How Employers Can Support Contact Tracing
Testing and tracing are a critical part of the nation’s response to the threat COVID-19 poses to public health and economic recovery.
Contact tracing is something organizations of all sizes can do to stop the spread of the virus.
Whenever someone tests positive for COVID-19, it is important to identify individuals who may have been exposed to the virus and notify them of the steps they can take to protect themselves and others from further infection.
Well-coordinated contact tracing efforts can prevent business closures and future cases of COVID-19. The action steps below are based on guidance from the CDC and best practices from employers:
Assign Someone to Manage COVID-19 Issues: The POC will manage workplace health and safety plans. Free contact tracing courses are offered by The Association of State and Territorial Health Officials and Johns Hopkins.
Maintain Accurate Contact Information: Do you have the ability to contact every employee, vendor or customer who might need to know that they had prolonged contact with someone who was later found to be infected with COVID-19? Make sure employee contact information is up to date. If possible, ask customers to sign-in with their name, phone number, and the date and time when they enter your business. As needed, you can share this information with local public health officials to use during the contact-tracing process.
Administer Daily Health Screenings: Ask employees screening questions prior to the start of each working shift to identify potential COVID-19 cases.
Respond Swiftly to COVID-19 Cases and Exposures: Identify and inform employees who had close contact with a confirmed or suspected case of COVID-19. Trace close contacts back to 48 hours prior to a positive COVID-19 test or the onset of symptoms. Do not disclose the name of the employee with the COVID-19 case unless the employee provides consent.

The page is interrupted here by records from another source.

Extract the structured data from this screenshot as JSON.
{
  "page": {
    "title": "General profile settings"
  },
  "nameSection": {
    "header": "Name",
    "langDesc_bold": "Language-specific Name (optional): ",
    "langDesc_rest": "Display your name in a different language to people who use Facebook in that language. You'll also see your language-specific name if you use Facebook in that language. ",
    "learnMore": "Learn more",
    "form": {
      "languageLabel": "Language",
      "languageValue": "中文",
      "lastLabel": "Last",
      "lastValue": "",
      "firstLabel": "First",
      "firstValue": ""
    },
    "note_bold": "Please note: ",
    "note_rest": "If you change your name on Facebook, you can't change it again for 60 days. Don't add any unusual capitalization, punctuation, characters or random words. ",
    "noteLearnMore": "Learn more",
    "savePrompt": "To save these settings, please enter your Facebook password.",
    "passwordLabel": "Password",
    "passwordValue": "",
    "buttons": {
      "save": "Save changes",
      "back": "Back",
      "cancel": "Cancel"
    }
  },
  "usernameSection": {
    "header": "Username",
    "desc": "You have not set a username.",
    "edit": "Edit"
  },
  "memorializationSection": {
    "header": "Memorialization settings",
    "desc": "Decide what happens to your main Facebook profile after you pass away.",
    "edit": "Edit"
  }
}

Communicate with Employees: Educate employees on how COVID-19 most commonly spreads through close contact. Direct employees to report COVID-19 symptoms, a positive test, or exposure to a confirmed COVID-19 case. Encourage employees with confirmed or suspected cases of COVID-19 to speak with public health workers. Reference the CDC’s guidance for isolation after confirmed or suspected cases of COVID-19.
Accept Interviews with Health Departments: Answer the phone. It sounds easy, but contact tracers are still struggling to get people to answer their calls. Health department personnel may contact employers when investigating a confirmed or probable case of COVID-19. Provide potential contacts who worked in the same area and on the same shift as an individual with a confirmed or probable case of COVID-19. Share workplace records of customers and community members who may have been exposed to COVID-19.
For additional information, reference the CDC’s full guidance and easy to read resource on contact tracing as well as FAQs for suspected or confirmed cases of COVID-19. Use our fact sheet to share this information within your business and networks.
Approaches to contact tracing share basic elements but can differ in terms of technology; traditional contact tracing uses telephone and in-person contact; newer approaches use mobile apps and data. Governments need to evaluate the implications of alternative approaches to tracing for privacy and individual liberties.